"Signs", by the one-hit wonder Five Man Electrical Band (with a clever name like that, who could have imagined a future of obscurity?) is nothing short of dangerous when it comes on the car radio: I immediately stab at the dashboard in order to change the station, moments later finding myself with the defrost blowing at full storm, the hazard signals blinking inexplicably to the drivers behind me, and, on the bright side, something else (anything else) playing on the car stereo. It is a song that make me wish that Orwell's vision had partially come true and Big Brother could deem that the song doesn't exist, never existed, and will never exist. The original, and the even lamer version by 80's-top-40-and-90's-cut-out-bin stars Tesla.
To its credit, the plodding sing-along chorus can get stuck in my head, and by some people's measure, that's the sign of a good song. But what about advertising jingles for insurance companies? They get stuck in my head, too, yet that's hardly a commentary on their cultural value.
I mentioned my loathing of this song to a friend once, who looked at me quizzically---not that he wanted to come to its defense, but that it seemed like too innocuous of a tune to elicit a venomous reaction, like saying the worst actor of all time was one of the stars of the sit-com Wings. (You pick which one.) Granted, both are extreme long shots for an Oscar nomination, but they're more forgettable than contemptible. But "Signs" is completely deserving of my loathing.
Yes, yes, I know, the sentiment itself is admirable ("everywhere is sign/blocking out the scenery/breaking my mind.") Unfortunately, it is expressed with all of the nuance of a 10th grade stoner in creative writing class who is beaming with delight because he's stumbled onto something pseudo-profound without having to cop lines from an early Blue Oyster Cult song. The song's characters are all paper cut-outs and straw men, exaggerated caricatures of establishment-types (and hippies) who bear more resemblance to cartoons than to fully-realized people.

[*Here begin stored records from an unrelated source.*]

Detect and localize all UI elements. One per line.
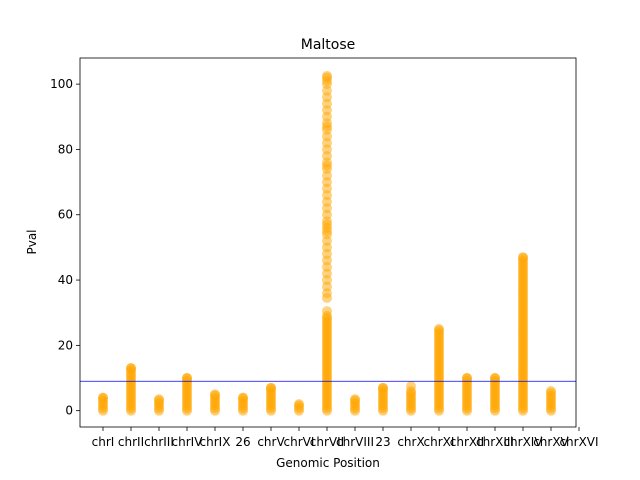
x-tick-label: chrVIII	[336, 435, 374, 449]
plot-area	[79, 57, 577, 428]
y-axis: 0 20 40 60 80 100	[50, 77, 80, 418]
y-axis-label: Pval	[25, 229, 39, 254]
data-point	[266, 382, 276, 393]
x-tick-label: chrIV	[172, 435, 204, 449]
data-point	[350, 394, 360, 405]
x-tick-label: chrXIII	[476, 435, 514, 449]
x-tick-label: chrV	[257, 435, 285, 449]
x-tick-label: 23	[375, 435, 390, 449]
data-point	[126, 363, 136, 374]
data-point	[238, 392, 248, 403]
data-point	[378, 382, 388, 393]
x-axis-label: Genomic Position	[276, 456, 380, 470]
data-point	[490, 373, 500, 384]
x-tick-label: chrXI	[424, 435, 455, 449]
y-tick-label: 40	[58, 273, 73, 287]
data-points	[98, 70, 556, 416]
y-tick-label: 20	[58, 338, 73, 352]
chart-title: Maltose	[301, 37, 356, 53]
data-point	[322, 306, 332, 317]
x-tick-label: chrVI	[284, 435, 315, 449]
x-tick-label: 26	[235, 435, 250, 449]
data-point	[434, 324, 444, 335]
data-point	[322, 70, 332, 81]
data-point	[210, 389, 220, 400]
data-point	[294, 399, 304, 410]
data-point	[406, 381, 416, 392]
x-tick-label: chrXII	[450, 435, 484, 449]
x-tick-label: chrX	[397, 435, 424, 449]
data-point	[154, 394, 164, 405]
x-tick-label: chrII	[118, 435, 144, 449]
y-tick-label: 0	[65, 404, 73, 418]
data-point	[182, 373, 192, 384]
y-tick-label: 60	[58, 208, 73, 222]
data-point	[98, 392, 108, 403]
x-tick-label: chrI	[92, 435, 115, 449]
x-tick-label: chrXVI	[559, 435, 598, 449]
data-point	[518, 252, 528, 263]
x-tick-label: chrVII	[310, 435, 344, 449]
y-tick-label: 80	[58, 142, 73, 156]
x-tick-label: chrIX	[200, 435, 231, 449]
x-tick-label: chrIII	[144, 435, 174, 449]
x-tick-label: chrXV	[533, 435, 569, 449]
data-point	[546, 386, 556, 397]
data-point	[462, 373, 472, 384]
x-tick-label: chrXIV	[503, 435, 543, 449]
y-tick-label: 100	[50, 77, 73, 91]
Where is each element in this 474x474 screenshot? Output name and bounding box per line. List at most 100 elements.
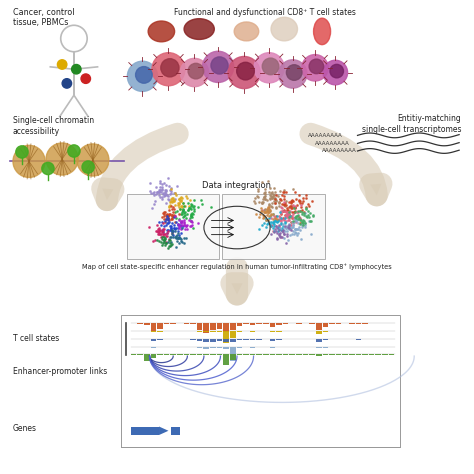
Point [283, 211, 290, 219]
Point [151, 237, 159, 244]
Point [285, 221, 292, 228]
Point [266, 184, 273, 191]
Point [149, 237, 157, 245]
Point [287, 199, 295, 207]
Point [258, 199, 266, 207]
Point [156, 186, 164, 194]
Point [178, 238, 186, 246]
Point [283, 232, 290, 240]
Point [255, 226, 263, 233]
Point [179, 208, 186, 216]
Text: Map of cell state-specific enhancer regulation in human tumor-infiltrating CD8⁺ : Map of cell state-specific enhancer regu… [82, 263, 392, 270]
Point [264, 217, 272, 224]
Bar [349, 323, 355, 324]
Point [176, 205, 183, 212]
Point [161, 217, 169, 225]
Point [161, 190, 169, 197]
Point [164, 226, 171, 234]
Bar [316, 346, 321, 348]
Point [174, 220, 182, 228]
Circle shape [309, 59, 324, 73]
Point [303, 214, 311, 221]
Point [266, 196, 274, 203]
Point [156, 179, 164, 187]
Bar [283, 323, 289, 324]
Point [270, 195, 277, 202]
Bar [243, 330, 249, 331]
Point [293, 216, 301, 223]
Text: Genes: Genes [12, 424, 36, 433]
Point [173, 191, 180, 199]
Point [168, 198, 176, 206]
Point [155, 225, 162, 233]
Bar [230, 330, 236, 338]
Point [260, 189, 267, 197]
Point [280, 223, 288, 231]
Point [164, 213, 171, 220]
Point [273, 229, 281, 237]
Point [146, 187, 154, 194]
Point [281, 222, 289, 230]
Point [182, 209, 189, 216]
Point [154, 189, 162, 196]
Point [278, 204, 285, 211]
Point [184, 207, 191, 214]
Point [290, 224, 297, 231]
Point [296, 197, 304, 205]
Point [300, 194, 307, 202]
Point [155, 188, 163, 195]
Point [156, 226, 164, 233]
Point [162, 187, 169, 194]
Point [270, 228, 278, 235]
Point [167, 224, 175, 231]
Point [308, 217, 315, 225]
Point [164, 214, 172, 222]
Point [180, 206, 187, 213]
Circle shape [180, 58, 209, 87]
Point [293, 226, 301, 233]
Bar [203, 323, 209, 333]
Point [284, 209, 292, 216]
Point [271, 214, 279, 221]
Point [297, 235, 305, 243]
Point [275, 212, 283, 219]
Point [157, 221, 165, 229]
Point [264, 211, 271, 219]
Point [273, 218, 281, 226]
Point [155, 228, 162, 235]
Point [154, 188, 161, 195]
Point [163, 213, 171, 221]
Point [175, 199, 182, 207]
Point [194, 219, 202, 227]
Point [289, 210, 297, 218]
Point [153, 221, 161, 229]
Bar [237, 338, 242, 340]
Point [162, 221, 170, 228]
Point [262, 209, 269, 216]
Circle shape [16, 146, 28, 158]
Point [279, 207, 287, 215]
Point [171, 189, 179, 196]
Point [208, 203, 215, 211]
Point [285, 210, 293, 218]
Point [158, 195, 165, 203]
Point [178, 217, 185, 225]
Point [276, 216, 283, 223]
Point [165, 211, 173, 219]
Point [168, 228, 175, 236]
Point [165, 218, 173, 226]
Point [282, 213, 289, 220]
Point [310, 212, 317, 219]
Point [157, 186, 164, 194]
Bar [157, 323, 163, 328]
Point [175, 224, 182, 232]
Point [255, 185, 262, 193]
Point [271, 196, 279, 203]
Point [255, 213, 263, 220]
Bar [230, 354, 236, 360]
Point [276, 213, 284, 221]
Point [267, 210, 274, 218]
Point [268, 192, 275, 200]
Point [165, 203, 173, 210]
Bar [356, 346, 361, 347]
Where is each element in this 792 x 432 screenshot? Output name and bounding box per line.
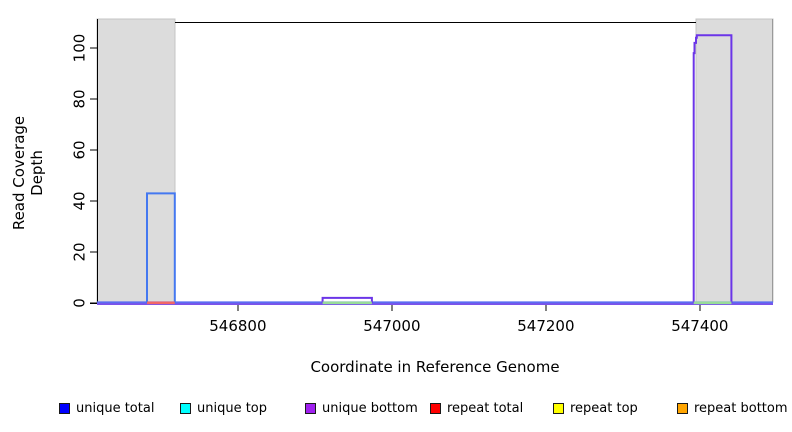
- x-axis-title: Coordinate in Reference Genome: [310, 358, 560, 376]
- y-tick-label: 60: [71, 140, 89, 159]
- x-tick-label: 547000: [363, 317, 420, 335]
- y-axis-title: Read Coverage Depth: [10, 115, 46, 231]
- y-tick-label: 0: [71, 298, 89, 308]
- series-unique-bottom: [321, 296, 373, 303]
- shaded-region: [96, 18, 176, 303]
- x-tick-label: 547200: [517, 317, 574, 335]
- y-tick-label: 100: [71, 34, 89, 63]
- y-tick-label: 40: [71, 191, 89, 210]
- shaded-region: [695, 18, 774, 303]
- series-unique-total: [146, 192, 176, 303]
- x-tick-label: 546800: [209, 317, 266, 335]
- series-unique-bottom: [692, 34, 733, 303]
- y-tick-label: 20: [71, 242, 89, 261]
- y-tick-label: 80: [71, 89, 89, 108]
- x-tick-label: 547400: [671, 317, 728, 335]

It's quite simply an incredibly sophomoric and annoying song. The same year saw fellow Canadian Neil Young singing about the slaughter at Kent State University in "Ohio", and Joni Mitchell lamenting the collision of ecology versus economics with "Big Yellow taxi"---and these putzes are offering up a commentary on naturalism that makes John Denver seem profound. (Which he sometimes was, I respect him very much; but "Sunshine on my shoulders makes me happy" could have been stolen from a 7-year-old's poetry journal.)
While I might be able to live with inane (I own a Matthew Sweet album, after all), the overt pseudo-christian theme---in one verse, "If god was here, he'd tell you to your face, man, you're some kind of sinner," followed by the whole creepy "kneel down and pray" verse. (The irony apparently lost that "the church" has more than it's fair share of infringements on your personal freedoms. What did Moses carry down from the mountaintop? Signs.)
My band once did a sound check while Dan Fogelberg sat at the bar. My friend Scott recognized him and chatted him up afterward, having a nice conversation. (He's a warm and charming man, then residing in our home state of Maine.) Dan reflected on the industry, and how hard it is for young bands to get noticed. To paraphrase him, "When I was coming up, if you had one pretty good song you could get a record deal."
As "Signs" confirms, apparently it didn't even have to be pretty good.